Development of flame-resistant cotton fabrics with casein using pad-dry-cure and supercritical fluids methods

Authors: Chang, Sechin; Condon, Brian; Nam, Sunghyun

Submitted to: International Journal of Materials Science and Applications
Publication Type: Peer Reviewed Journal
Publication Acceptance Date: 8/20/2020
Publication Date: 10/16/2020
Citation: Chang, S., Condon, B., Nam, S. 2020. Development of flame-resistant cotton fabrics with casein using pad-dry-cure and supercritical fluids methods. International Journal of Materials Science and Applications. 9(4):53-61. https://doi.org/10.11648/j.ijmsa.20200904.11.
DOI: https://doi.org/10.11648/j.ijmsa.20200904.11

Interpretive Summary: This research has been shown intumescent flame retardant for milk protein which can be used to bring flame-retardancy to cotton fabrics. It is particularly useful to design and develop new environmentally friendly phosphorous and nitrogen containing milk protein, casein, using scupercritical carbon dioxide (scCO2) and traditional pad-dry-cure processing that enable textiles. We achieved this ultimate result and in the process explained and employed standard test methods to verify our results. The new compound and their innovative technologies such as supercritical carbon dioxide (scCO2) processing will be of interest and use to professionals engaged in new materials designing in textile industries to create new marketable uses for cotton fibers and fabrics to serve emerging needs.

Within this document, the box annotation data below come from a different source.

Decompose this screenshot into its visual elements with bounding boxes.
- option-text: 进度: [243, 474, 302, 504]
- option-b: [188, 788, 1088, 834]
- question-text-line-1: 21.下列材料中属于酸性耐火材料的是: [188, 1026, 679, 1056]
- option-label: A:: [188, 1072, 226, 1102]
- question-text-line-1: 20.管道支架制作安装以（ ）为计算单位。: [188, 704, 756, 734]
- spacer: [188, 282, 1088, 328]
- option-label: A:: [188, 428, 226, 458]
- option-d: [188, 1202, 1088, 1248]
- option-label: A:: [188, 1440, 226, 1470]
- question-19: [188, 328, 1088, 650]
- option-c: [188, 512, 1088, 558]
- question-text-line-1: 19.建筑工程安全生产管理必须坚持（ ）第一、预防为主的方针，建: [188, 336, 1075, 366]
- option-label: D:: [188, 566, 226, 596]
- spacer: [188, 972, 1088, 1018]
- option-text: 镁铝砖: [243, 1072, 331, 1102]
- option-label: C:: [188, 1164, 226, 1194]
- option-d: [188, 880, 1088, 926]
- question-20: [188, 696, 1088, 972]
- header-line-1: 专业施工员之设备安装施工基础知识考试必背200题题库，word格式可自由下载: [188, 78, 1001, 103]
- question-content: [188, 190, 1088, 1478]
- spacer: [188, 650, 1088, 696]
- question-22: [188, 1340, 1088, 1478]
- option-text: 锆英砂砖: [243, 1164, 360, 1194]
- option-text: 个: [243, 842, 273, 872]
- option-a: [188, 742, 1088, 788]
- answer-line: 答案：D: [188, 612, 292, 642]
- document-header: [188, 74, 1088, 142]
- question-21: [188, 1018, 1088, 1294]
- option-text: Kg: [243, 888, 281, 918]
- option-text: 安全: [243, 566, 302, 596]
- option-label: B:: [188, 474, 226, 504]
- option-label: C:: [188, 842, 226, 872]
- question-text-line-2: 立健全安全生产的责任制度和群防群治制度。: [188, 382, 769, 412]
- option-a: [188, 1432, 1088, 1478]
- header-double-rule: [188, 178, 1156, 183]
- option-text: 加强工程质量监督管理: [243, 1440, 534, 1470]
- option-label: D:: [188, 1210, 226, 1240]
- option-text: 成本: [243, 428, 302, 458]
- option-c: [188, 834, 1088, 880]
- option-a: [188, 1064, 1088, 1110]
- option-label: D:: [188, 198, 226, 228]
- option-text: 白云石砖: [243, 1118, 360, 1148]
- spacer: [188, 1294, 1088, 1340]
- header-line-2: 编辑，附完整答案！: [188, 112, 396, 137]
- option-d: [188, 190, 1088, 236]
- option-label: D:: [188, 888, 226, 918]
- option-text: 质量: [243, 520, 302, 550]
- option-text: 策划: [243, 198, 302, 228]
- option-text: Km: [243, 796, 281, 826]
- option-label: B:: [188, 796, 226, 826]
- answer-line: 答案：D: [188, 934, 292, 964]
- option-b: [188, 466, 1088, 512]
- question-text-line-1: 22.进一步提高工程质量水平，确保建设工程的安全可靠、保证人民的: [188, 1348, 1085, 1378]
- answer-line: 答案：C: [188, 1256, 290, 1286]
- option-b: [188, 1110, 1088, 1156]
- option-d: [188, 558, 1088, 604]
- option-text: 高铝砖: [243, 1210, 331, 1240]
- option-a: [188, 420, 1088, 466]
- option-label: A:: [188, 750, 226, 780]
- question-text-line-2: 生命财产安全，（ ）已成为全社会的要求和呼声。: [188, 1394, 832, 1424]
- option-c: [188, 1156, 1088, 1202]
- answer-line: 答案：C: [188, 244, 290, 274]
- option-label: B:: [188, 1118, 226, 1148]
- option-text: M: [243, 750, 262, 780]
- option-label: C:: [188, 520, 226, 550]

Technical Abstract: Traditional pad-dry-cure (PDC) and supercritical carbon dioxide (scCO2) methods were used to study the effectiveness of cotton fabrics treated with casein from bovine milk and eco-friendly inorganic materials, urea and diammonium phosphate. Trials were completed successfully. Thermogravimetric analysis (TGA), microscale combustion calorimeter (MCC), 45° angle and vertical flammability (clothing textiles test) and limiting oxygen index (LOI) tests were carried out for the treated cotton fabrics. When the treated fabrics were tested using the 45° angle flame, the ignited fabrics self-extinguished and left behind a streak of char. Treated higher add-on fabrics were neither consumed by flame, nor produced glowing embers upon self-extinguishing. All untreated cotton fabrics showed limiting oxygen index (LOI) values of about 18 % oxygen in nitrogen. For formulations with casein, urea and diammonium phosphate, LOI values of treated fabrics were 29-40 % oxygen in nitrogen when add-on values for the formulation were 9.5-18.7wt%. Furthermore, scanning electron microscope (SEM) was employed to characterize the chemical structure on the treated fabrics, as well as, the surface morphology of char areas of treated and untreated fabrics. The results indicate that fabrics treated with casein are flame resistant. The treated fabrics exhibited improved thermal stability, as evidenced by increased ignition times and lower heat release rates. The results of this study show that casein coated flame-resistant fabrics can be readily applied to textile fabrics using a continuous process that is ideal for commercial and industrial applications.